It is a matter of how you choose to view things

Back to Subject List

Old thread has been locked -- no new posts accepted in this thread

???
05/15/09 15:56
Read: times

#165384 - It is a matter of how you choose to view things
Responding to: ???'s previous message

Per Westermark said:

Richard Erlacher said:

It's still predictable, since computer programs can and will "know" exactly what the state of the pipeline is, in the event that the core is pipelined.

Never contested. Just noted that a pipeline has a startup time.

Richard said:

I disagree with the notion that the 805x ALU is small, as compared with the remainder of the logic.

Please stop extrapolating. I did write "The ALU etc of the 8051 are so tiny that it is very easy for the pipeline to compute both sides of a conditional branch, and throw away the wrong alternative."

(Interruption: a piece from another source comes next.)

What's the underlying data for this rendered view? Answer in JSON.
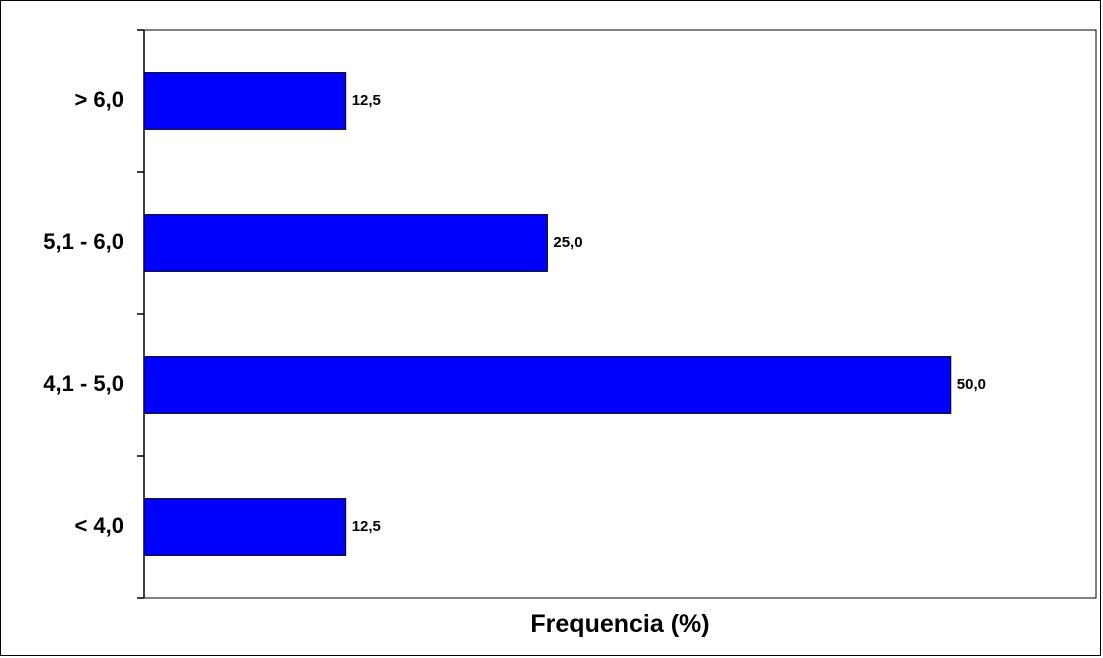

Don't know where you thought you saw "compared with the remainder of the logic".The ALU of a 8051 is small, if you compare it with the ALU of more recent processors. If bigger processors can manage to compute both sides of a conditional branch, then it must obviously be possible to do for a 8051 chip too. The reason? To run a pipeline at fixed speed without worrying about any pipe stall if the chip mispredicts the branch decision.

It is also quite common to separate address calculations from the general ALU, so having two ALU does not mean having two identical copies of what the original 8051 had. The user is interested in the hehaviour, not what building block a specific transistor is located in.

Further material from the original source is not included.